Stephen King uyarlaması
1976 yılında Stephen King'in "Carrie" romanından uyarlanan film korku sinemasında adeta bir yeni bir dönemi başlattı. Carrie adındaki bir genç kız telekineziyle (beyin gücü) maddeleri hareket ettirebiliyordu. Yönetmen Brian De Palma Carrie'nin bu yeteneklerini -görsel şov amacıyla değil - onun karakterinin bir parçası olarak filminde kullandı. Ve King'in romanındaki karanlığı, taassubu tam dozunda yansıttı. De Palma'nın yaratıcılığına bir de Carrie'yi oynayan Sissy Spacek'in müthiş oyunu eklenince film unutulmaz oldu.

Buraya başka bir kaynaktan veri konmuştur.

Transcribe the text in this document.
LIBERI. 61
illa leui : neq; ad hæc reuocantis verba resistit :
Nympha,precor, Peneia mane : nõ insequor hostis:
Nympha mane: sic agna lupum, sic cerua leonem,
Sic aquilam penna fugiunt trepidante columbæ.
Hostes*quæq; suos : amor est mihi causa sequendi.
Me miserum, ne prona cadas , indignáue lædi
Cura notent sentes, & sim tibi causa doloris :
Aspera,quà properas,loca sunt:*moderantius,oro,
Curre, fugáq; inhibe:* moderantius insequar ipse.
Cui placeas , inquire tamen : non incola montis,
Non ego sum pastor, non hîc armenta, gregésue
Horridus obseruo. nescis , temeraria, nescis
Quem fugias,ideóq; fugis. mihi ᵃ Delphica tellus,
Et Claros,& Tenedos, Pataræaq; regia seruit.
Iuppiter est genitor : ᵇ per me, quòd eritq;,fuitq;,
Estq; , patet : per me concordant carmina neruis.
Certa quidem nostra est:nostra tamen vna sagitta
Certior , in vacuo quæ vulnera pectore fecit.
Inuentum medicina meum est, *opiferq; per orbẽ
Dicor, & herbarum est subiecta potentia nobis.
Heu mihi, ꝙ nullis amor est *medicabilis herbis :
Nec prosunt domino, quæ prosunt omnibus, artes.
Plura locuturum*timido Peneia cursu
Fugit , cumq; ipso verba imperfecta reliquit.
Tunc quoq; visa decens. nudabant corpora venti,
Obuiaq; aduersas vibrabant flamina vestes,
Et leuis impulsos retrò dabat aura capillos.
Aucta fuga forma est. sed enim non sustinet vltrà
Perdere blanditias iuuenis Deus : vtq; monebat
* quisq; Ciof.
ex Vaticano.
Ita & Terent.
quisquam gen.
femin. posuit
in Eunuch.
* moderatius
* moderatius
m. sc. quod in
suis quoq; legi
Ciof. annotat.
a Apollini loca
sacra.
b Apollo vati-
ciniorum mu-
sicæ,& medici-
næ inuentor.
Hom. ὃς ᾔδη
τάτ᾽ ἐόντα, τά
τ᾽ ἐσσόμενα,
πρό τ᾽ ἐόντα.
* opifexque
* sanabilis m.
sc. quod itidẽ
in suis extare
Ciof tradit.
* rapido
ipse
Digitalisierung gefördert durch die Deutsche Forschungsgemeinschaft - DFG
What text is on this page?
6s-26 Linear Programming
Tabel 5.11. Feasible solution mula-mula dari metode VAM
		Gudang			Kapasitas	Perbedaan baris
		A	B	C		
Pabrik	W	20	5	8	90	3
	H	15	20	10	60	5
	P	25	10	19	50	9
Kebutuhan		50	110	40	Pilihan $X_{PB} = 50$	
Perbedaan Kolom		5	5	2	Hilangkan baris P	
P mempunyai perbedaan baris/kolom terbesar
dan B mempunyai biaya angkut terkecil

Bu nedenle yeni "Carrie"nin seyirciyle imtihanı oldukça zor. Aşması gereken birçok engel var. "Erkekler Ağlamaz" ( Boys Don't Cry) filmiyle rüştünü ispat etmiş yönetmen Kimberley Peirce bugünün Carrie'sini yaratabilmek için farklı bir yol izliyor. Mesela Carrie güçlerini tesadüfen keşfedip geliştiriyor. Son derece katı olan anne figürü yeni filmde kızını korumak isteyen bir anneye dönüşüyor. Ayrıca yönetmen Pierce gençlerin gözdesi sosyal medyadan iyi bir şekilde yararlanıyor. Carrie videosu bir anda internetin yıldızı oluveriyor.
İlki kült bir film
Buraya kadar her şey güzel fakat Stephen King'in kurduğu dünya maalesef bu filmde sizlere ömür. Dini baskılardan kaynaklı o gerilimli atmosfer bu filmde yok. Yeni nesil Carrie daha çok ruhunu şeytana satmış bir iblis hikayesi gibi duruyor. Oysa hikayenin özü bu değil. Özellikle de finaldeki anne-kız çatışması fazlasıyla "Şeytan" filmini andırıyor.
İlk filmdeki Carrie'yi Sissy Spacek oynadığı için yeni Carrie ChloGrace Moretz'in işi gerçekten zor. Anne Margaret'te ise Julianne Moore'u izlemek keyif verici. Uzun sözün kısası: ilki film kült olunca yeni nesil Carrie ağzıyla kuş tutsa yaranamıyor.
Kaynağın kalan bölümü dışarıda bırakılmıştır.